Song by Ed Sheeran

from the album ÷
- Released: 3 March 2017
- Recorded: 2016
- Genre: Pop
- Length: 4:08
- Label: Asylum; Atlantic;
- Songwriters: Ed Sheeran; Johnny McDaid;
- Producer: Ed Sheeran

= Hearts Don't Break Around Here =

"Hearts Don't Break Around Here" is a song by English singer-songwriter Ed Sheeran. It was included on his third studio album ÷ (2017), appearing as the ninth track. After the album's release it charted at number 15 on the UK Singles Chart, despite not being an official single.

== Composition ==
The song is a slow ballad written by Sheeran with Johnny McDaid. It was one of a number of songs they wrote together in a writing session, including "Eraser". According to Sheeran, the song is his favorite on the album and he produced the song himself. The song was written about a girl he knew at school. He described it as being like a singer-songwriter version of "mumble rap" in that it is fluid and not structured, like a stream of consciousness. The chorus of the song was originally intended for a song for James Blunt but one he had forgotten about. He later found the voice note for the chorus, and wrote the lyrics for it.

== Critical reception ==
De Elizabeth from Teen Vogue reviewed the song positively: "It might be time to get the tissues back out, 'cause we've got another love song on our hands...and this one is especially sweet. 'Hearts Don't Break Around Here' captures the fear of opening up and showing your vulnerability to another person, as well as the rewards that can exist on the other side when you do[...]It's the kind of song you'll want to quote in your journal...or use to caption your Instagram photos." "Hearts Don't Break Around Here" is a song based on love for another, and about how "he" loves her.

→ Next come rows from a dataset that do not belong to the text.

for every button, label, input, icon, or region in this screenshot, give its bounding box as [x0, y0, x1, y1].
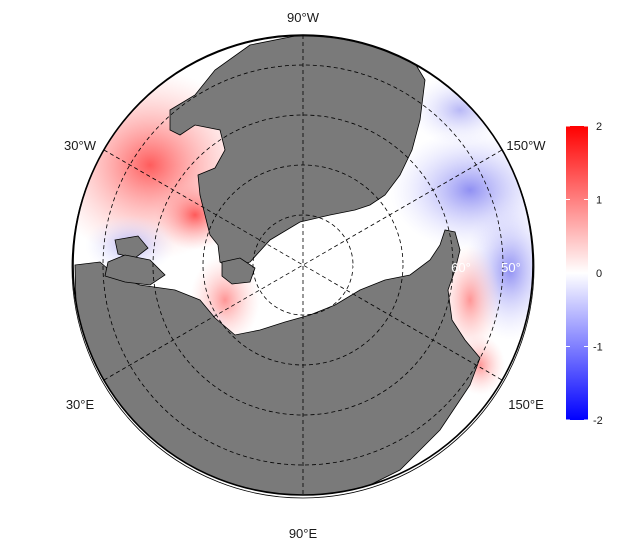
lon-label-90w: 90°W [287, 10, 320, 25]
lon-label-150e: 150°E [508, 397, 544, 412]
land-svalbard [221, 257, 256, 285]
map-disk [73, 35, 533, 495]
colorbar-gradient [566, 126, 588, 420]
lat-label-50: 50° [501, 260, 521, 275]
map-border-shadow [71, 35, 535, 499]
graticule [102, 35, 504, 495]
lon-label-90e: 90°E [289, 526, 318, 541]
colorbar: 2 1 0 -1 -2 [566, 121, 603, 427]
colorbar-tick-neg1: -1 [593, 342, 603, 354]
land-masses [74, 35, 481, 495]
colorbar-ticks [566, 125, 588, 421]
lat-label-80: 80° [352, 260, 372, 275]
colorbar-tick-0: 0 [596, 268, 602, 280]
colorbar-tick-2: 2 [596, 121, 602, 133]
land-iceland [114, 235, 149, 259]
lon-label-150w: 150°W [506, 138, 546, 153]
anomaly-gulf-alaska [410, 75, 510, 145]
parallel-60 [152, 114, 454, 416]
parallel-50 [102, 64, 504, 466]
land-scandinavia [104, 254, 166, 286]
lon-label-30e: 30°E [66, 397, 95, 412]
colorbar-tick-1: 1 [596, 195, 602, 207]
lat-label-70: 70° [400, 260, 420, 275]
colorbar-tick-neg2: -2 [593, 415, 603, 427]
map-border [72, 34, 534, 496]
lat-label-60: 60° [451, 260, 471, 275]
lon-label-30w: 30°W [64, 138, 97, 153]
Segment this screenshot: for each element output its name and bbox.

== Charts and certifications ==

=== Charts ===

| Chart (2017) | Peak position |
|---|---|
| Australia (ARIA) | 32 |
| Austria (Ö3 Austria Top 40) | 45 |
| Canada Hot 100 (Billboard) | 42 |
| Czech Republic Singles Digital (ČNS IFPI) | 26 |
| Denmark (Tracklisten) | 32 |
| France (SNEP) | 115 |
| Germany (GfK) | 45 |
| Hungary (Stream Top 40) | 37 |
| Ireland (IRMA) | 13 |
| Italy (FIMI) | 54 |
| Netherlands (Single Top 100) | 25 |
| Slovakia Singles Digital (ČNS IFPI) | 29 |
| Sweden (Sverigetopplistan) | 43 |
| UK Singles (OCC) | 15 |
| US Billboard Hot 100 | 93 |

=== Certifications ===

| Region | Certification | Certified units/sales |
| Canada (Music Canada) | Platinum | 80,000^{‡} |
| Denmark (IFPI Danmark) | Gold | 45,000^{‡} |
| Italy (FIMI) | Gold | 25,000^{‡} |
| New Zealand (RMNZ) | Platinum | 30,000^{‡} |
| Poland (ZPAV) | Gold | 25,000^{‡} |
| United Kingdom (BPI) | Platinum | 600,000^{‡} |
| United States (RIAA) | Gold | 500,000^{‡} |
^{‡} Sales+streaming figures based on certification alone.